STATE COLLEGE, Pa. -- After a tumultuous year on campus, the Penn State Lady Lions gave their school something to cheer about on the basketball court.
Nikki Greene had 25 points and 15 rebounds to lead three players with double-doubles and Penn State (No. 17 ESPN/USA Today, No. 12 AP) pounded Ohio State (No. 11 ESPN/USA Today, No. 9 AP) on the boards in an 84-66 victory Monday night to clinch at least a share of its first Big Ten title since 2004.
Mia Nickson also had a double-double with 18 points and 15 boards. She and Greene combined for 25 points and 19 rebounds alone in the first half as Penn State (22-5, 11-3) built a 15-point halftime lead.
"There are no words," Nickson said before catching her breath. "It's amazing, just amazing. We just worked so hard to get here."
The second half was a mere formality. The Buckeyes (23-4, 10-4) never got closer than 13 the rest of the way. Penn State also clinched the top seed in the conference tournament, which starts next week in Indianapolis.
The title provided a sports highlight for a campus rocked by child sex abuse charges against a retired assistant football coach in November. Longtime head football coach Joe Paterno was ousted in the ensuing scandal.
Coach Coquese Washington said she was glad to give the community something to be proud about and remember.
"There's a lot of good here at Penn State, there's a lot of things right. And all year long we tried to be one of the shining examples of what 'Success with Honor' means," said Washington, referring to a school motto. "I'm glad that our community is able to share this moment with us."
Samantha Prahalis had 16 points and eight assists for Ohio State.
But Monday belonged to Lady Lions, who dominated the Buckeyes on the boards, 60-32.
Penn State held a 29-8 advantage on the offensive glass, and outscored Ohio State 29-0 in second-chance points.
"This might be the worst we rebounded (in) my life," Buckeyes coach Jim Foster said, "and certainly the least competitive."
Maggie Lucas added 12 points and 10 rebounds, the first time that Penn State had three players with double-doubles since 2008.
Nickson said Penn State was just in the "right place at the right time." Sitting next to Greene and Nickson, Lucas was less diplomatic.
"And they're beasts inside," Lucas said, referring to the post players. "I don't think it's just right place at the right time."

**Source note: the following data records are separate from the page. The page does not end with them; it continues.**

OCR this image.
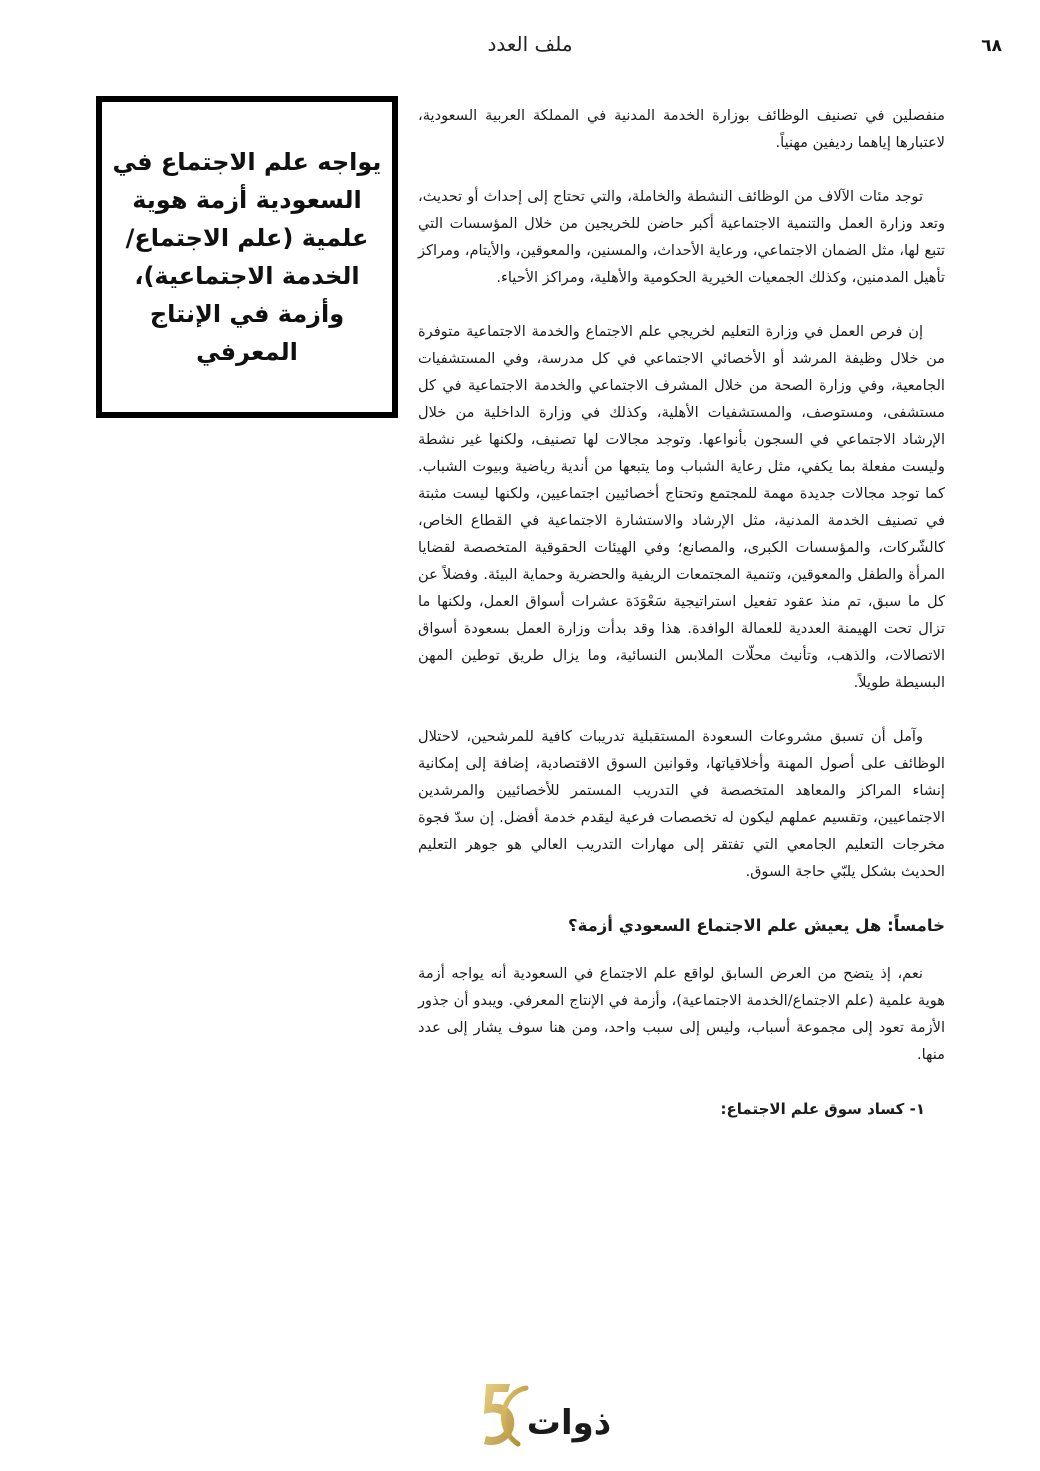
٦٨
ملف العدد
يواجه علم الاجتماع في السعودية أزمة هوية علمية (علم الاجتماع/الخدمة الاجتماعية)، وأزمة في الإنتاج المعرفي

منفصلين في تصنيف الوظائف بوزارة الخدمة المدنية في المملكة العربية السعودية، لاعتبارها إياهما رديفين مهنياً.

توجد مئات الآلاف من الوظائف النشطة والخاملة، والتي تحتاج إلى إحداث أو تحديث، وتعد وزارة العمل والتنمية الاجتماعية أكبر حاضن للخريجين من خلال المؤسسات التي تتبع لها، مثل الضمان الاجتماعي، ورعاية الأحداث، والمسنين، والمعوقين، والأيتام، ومراكز تأهيل المدمنين، وكذلك الجمعيات الخيرية الحكومية والأهلية، ومراكز الأحياء.

إن فرص العمل في وزارة التعليم لخريجي علم الاجتماع والخدمة الاجتماعية متوفرة من خلال وظيفة المرشد أو الأخصائي الاجتماعي في كل مدرسة، وفي المستشفيات الجامعية، وفي وزارة الصحة من خلال المشرف الاجتماعي والخدمة الاجتماعية في كل مستشفى، ومستوصف، والمستشفيات الأهلية، وكذلك في وزارة الداخلية من خلال الإرشاد الاجتماعي في السجون بأنواعها. وتوجد مجالات لها تصنيف، ولكنها غير نشطة وليست مفعلة بما يكفي، مثل رعاية الشباب وما يتبعها من أندية رياضية وبيوت الشباب. كما توجد مجالات جديدة مهمة للمجتمع وتحتاج أخصائيين اجتماعيين، ولكنها ليست مثبتة في تصنيف الخدمة المدنية، مثل الإرشاد والاستشارة الاجتماعية في القطاع الخاص، كالشّركات، والمؤسسات الكبرى، والمصانع؛ وفي الهيئات الحقوقية المتخصصة لقضايا المرأة والطفل والمعوقين، وتنمية المجتمعات الريفية والحضرية وحماية البيئة. وفضلاً عن كل ما سبق، تم منذ عقود تفعيل استراتيجية سَعْوَدَة عشرات أسواق العمل، ولكنها ما تزال تحت الهيمنة العددية للعمالة الوافدة. هذا وقد بدأت وزارة العمل بسعودة أسواق الاتصالات، والذهب، وتأنيث محلّات الملابس النسائية، وما يزال طريق توطين المهن البسيطة طويلاً.

وآمل أن تسبق مشروعات السعودة المستقبلية تدريبات كافية للمرشحين، لاحتلال الوظائف على أصول المهنة وأخلاقياتها، وقوانين السوق الاقتصادية، إضافة إلى إمكانية إنشاء المراكز والمعاهد المتخصصة في التدريب المستمر للأخصائيين والمرشدين الاجتماعيين، وتقسيم عملهم ليكون له تخصصات فرعية ليقدم خدمة أفضل. إن سدّ فجوة مخرجات التعليم الجامعي التي تفتقر إلى مهارات التدريب العالي هو جوهر التعليم الحديث بشكل يلبّي حاجة السوق.

خامساً: هل يعيش علم الاجتماع السعودي أزمة؟

نعم، إذ يتضح من العرض السابق لواقع علم الاجتماع في السعودية أنه يواجه أزمة هوية علمية (علم الاجتماع/الخدمة الاجتماعية)، وأزمة في الإنتاج المعرفي. ويبدو أن جذور الأزمة تعود إلى مجموعة أسباب، وليس إلى سبب واحد، ومن هنا سوف يشار إلى عدد منها.

١- كساد سوق علم الاجتماع:
ذوات
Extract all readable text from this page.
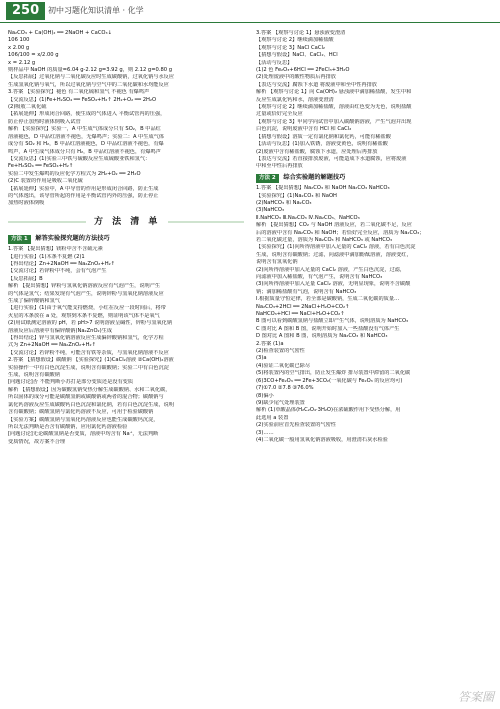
250	初中习题化知识清单 · 化学
Na₂CO₃ + Ca(OH)₂ ══ 2NaOH + CaCO₃↓
106 100
x 2.00 g
106/100 = x/2.00 g
x = 2.12 g
则样品中 NaOH 的质量=6.04 g-2.12 g=3.92 g，则 2.12 g=0.80 g
【反思拓展】过氧化钠与二氧化碳反应时生成碳酸钠，过氧化钠与水反应
生成氢氧化钠与氧气，所以过氧化钠与空气中的二氧化碳和水均能反应
3.答案 【实验探究】褪色 有二氧化硫和氢气 不褪色 有爆鸣声
【交流反思】(1)Fe+H₂SO₄ ══ FeSO₄+H₂↑ 2H₂+O₂ ══ 2H₂O
(2)吸收二氧化硫
【拓展延伸】形成闭合回路，使生成的气体进入 平衡试管内的压强，
防止停止加热时液体倒吸入试管
解析 【实验探究】实验一，A 中生成气体成分只有 SO₂，B 中品红
溶液褪色，D 中品红溶液不褪色，无爆鸣声；实验二：A 中生成气体
成分有 SO₂ 和 H₂，B 中品红溶液褪色，D 中品红溶液不褪色，有爆
鸣声，A 中生成气体成分只有 H₂，B 中品红溶液不褪色，有爆鸣声
【交流反思】(1)实验三中铁与硫酸反应生成硫酸亚铁和氢气：
Fe+H₂SO₄ ══ FeSO₄+H₂↑
实验二中发生爆鸣的反应化学方程式为 2H₂+O₂ ══ 2H₂O
(2)C 装置的作用是吸收二氧化硫
【拓展延伸】实验中，A 中导管的作用是形成闭合回路，防止生成
的气体逸出，该导管所起的作用是平衡试管内外的压强，防止停止
加热时液体倒吸
方 法 清 单
方法 1 解答实验探究题的方法技巧
1.答案 【提出猜想】镁粉中含不含硫元素
【进行实验】(1)木条不复燃 (2)1
【得出结论】Zn+2NaOH ══ Na₂ZnO₂+H₂↑
【交流讨论】若锌粉中不纯，会有气泡产生
【反思拓展】B
解析 【提出猜想】锌粉与氢氧化钠溶液反应有气泡产生，说明产生
的气体是氢气；结果发现有气泡产生，说明锌粉与氢氧化钠溶液反应
生成了偏锌酸钠和氢气
【进行实验】(1)由于氧气能支持燃烧，小红在反应一段时间后，将带
火星的木条放在 a 处，观察到木条不复燃，则证明该气体不是氧气
(2)用试纸测定溶液的 pH，若 pH>7 说明溶液呈碱性，锌粉与氢氧化钠
溶液反应后溶液中有偏锌酸钠(Na₂ZnO₂)生成
【得出结论】锌与氢氧化钠溶液反应生成偏锌酸钠和氢气，化学方程
式为 Zn+2NaOH ══ Na₂ZnO₂+H₂↑
【交流讨论】若锌粉不纯，可能含有铁等杂质，与氢氧化钠溶液不反应
2.答案 【猜想假设】碳酸钠 【实验探究】(1)CaCl₂溶液 ②Ca(OH)₂溶液
实验操作一中有白色沉淀生成，说明含有碳酸钠；实验二中有白色沉淀
生成，说明含有碳酸钠
[问题讨论]否 不能判断小苏打是部分变质还是没有变质
解析 【猜想假设】因为碳酸氢钠受热分解生成碳酸钠、水和二氧化碳，
所以固体的成分可能是碳酸氢钠或碳酸钠或两者的混合物；碳酸钠与
氯化钙溶液反应生成碳酸钙白色沉淀和氯化钠，若有白色沉淀生成，说明
含有碳酸钠；碳酸氢钠与氯化钙溶液不反应，可用于检验碳酸钠
【实验方案】碳酸氢钠与氢氧化钙溶液反应也能生成碳酸钙沉淀，
所以无法判断是否含有碳酸钠，应用氯化钙溶液检验
[问题讨论]无论碳酸氢钠是否变质，溶液中均含有 Na⁺，无法判断
变质情况，故方案不合理
3.答案 【观察与讨论 1】悬浊液变澄清
【观察与讨论 2】继续滴加稀盐酸
【观察与讨论 3】NaCl CaCl₂
【猜想与假设】NaCl、CaCl₂、HCl
【活动与反思】
(1)2 色 Fe₂O₃+6HCl ══ 2FeCl₃+3H₂O
(2)处理废液中的酸性物质后再排放
【表达与交流】腐蚀下水道 将废液中和至中性再排放
解析 【观察与讨论 1】向 Ca(OH)₂ 悬浊液中滴加稀盐酸，发生中和
反应生成氯化钙和水，溶液变澄清
【观察与讨论 2】继续滴加稀盐酸，溶液由红色变为无色，说明盐酸
过量或恰好完全反应
【观察与讨论 3】甲同学向试管中加入碳酸钠溶液，产生气泡并出现
白色沉淀，说明废液中含有 HCl 和 CaCl₂
【猜想与假设】溶质一定有氯化钠和氯化钙，可能有稀盐酸
【活动与反思】(1)加入铁锈，溶液变黄色，说明有稀盐酸
(2)废液中含有稀盐酸，腐蚀下水道，应处理后再排放
【表达与交流】若直接排放废液，可能造成下水道腐蚀，应将废液
中和至中性后再排放
方法 2 综合实验题的解题技巧
1.答案 【提出猜想】Na₂CO₃ 和 NaOH Na₂CO₃ NaHCO₃
【实验探究】(1)Na₂CO₃ 和 NaOH
(2)NaHCO₃ 和 Na₂CO₃
(3)NaHCO₃
Ⅱ.NaHCO₃ Ⅲ.Na₂CO₃ Ⅳ.Na₂CO₃、NaHCO₃
解析 【提出猜想】CO₂ 与 NaOH 溶液反应，若二氧化碳不足，反应
后的溶液中含有 Na₂CO₃ 和 NaOH；若恰好完全反应，溶质为 Na₂CO₃；
若二氧化碳过量，溶质为 Na₂CO₃ 和 NaHCO₃ 或 NaHCO₃
【实验探究】(1)向所得溶液中加入足量的 CaCl₂ 溶液，若有白色沉淀
生成，说明含有碳酸钠；过滤，向滤液中滴加酚酞溶液，溶液变红，
说明含有氢氧化钠
(2)向所得溶液中加入足量的 CaCl₂ 溶液，产生白色沉淀，过滤，
向滤液中加入稀盐酸，有气泡产生，说明含有 NaHCO₃
(3)向所得溶液中加入足量 CaCl₂ 溶液，无明显现象，说明不含碳酸
钠；滴加稀盐酸有气泡，说明含有 NaHCO₃
Ⅰ.根据质量守恒定律，若全部是碳酸钠，生成二氧化碳的质量…
Na₂CO₃+2HCl ══ 2NaCl+H₂O+CO₂↑
NaHCO₃+HCl ══ NaCl+H₂O+CO₂↑
B 图可以看到碳酸氢钠与盐酸立即产生气体，说明溶质为 NaHCO₃
C 图对比 A 图和 B 图，说明开始时加入一些盐酸没有气体产生
D 图对比 A 图和 B 图，说明溶质为 Na₂CO₃ 和 NaHCO₃
2.答案 (1)a
(2)检查装置的气密性
(3)a
(4)验证二氧化碳已除尽
(5)将装置内的空气排出，防止发生爆炸 排尽装置中滞留的二氧化碳
(6)3CO+Fe₂O₃ ══ 2Fe+3CO₂(一氧化碳与 Fe₂O₃ 的反应均可)
(7)①7.0 ②7.8 ③76.0%
(8)偏小
(9)缺少尾气处理装置
解析 (1)草酸晶体(H₂C₂O₄·3H₂O)在浓硫酸作用下受热分解，用
此选用 a 装置
(2)实验前应首先检查装置的气密性
(3)……
(4)二氧化碳一般用氢氧化钠溶液吸收，用澄清石灰水检验
答案圈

Their loyal fans celebrated in the stands, waving white pom-poms. Happy Valley hasn't celebrated a conference title in eight seasons, when Rene Portland coached Penn State. Current men's basketball coach Patrick Chambers applauded courtside, as did Paterno's successor, Bill O'Brien.
"We are ... Penn State," exclaimed the fans with 1 minute left and the Lady Lions leading by 18. The pep band then broke out into an impromptu rendition of the alma mater while Penn State brought the ball up one last time.
Off-court issues forced Portland out in 2007. Washington took over, needing five seasons to get the program back atop the Big Ten.
Her star backcourt of Alex Bentley and Lucas, who combine to average nearly 25 points a game, often draw much of the attention.
But it was Greene and Nickson who led the first-half charge against Ohio State.
"Tonight was a night for our post, and our guards were very pleased to sit back and watch them go to work," Washington said.
Greene had a double-double in the first half alone with 16 points and 10 boards. She showed a lethal combination of muscle and athleticism after grabbing offensive rebounds with 3:50 left in the first half, deftly stepping around a defender on the baseline on the second attempt for a layup and a 37-26 lead.
They didn't stop hustling in the second half even with a safe lead.
After missing a layup, Nickson tapped the loose ball to the backcourt, where Lucas picked it up and found Greene. She posted up for another easy bucket and a 74-54 lead with 6:19 left.
All five Penn State starters scored in double digits.
Tayler Hill had 16 points for the Buckeyes, while Kalpana Beach added 12.
Penn State also frustrated Ohio State defensively. The Buckeyes never seemed to get in rhythm offensively, held to 40 percent from the field. They were tops in conference in shooting entering the night at 47.7 percent.
"At some point in time you get embarrassed, at some point in time you get competitive," Foster said. "At some point in time you wake up to the challenge. And we did not."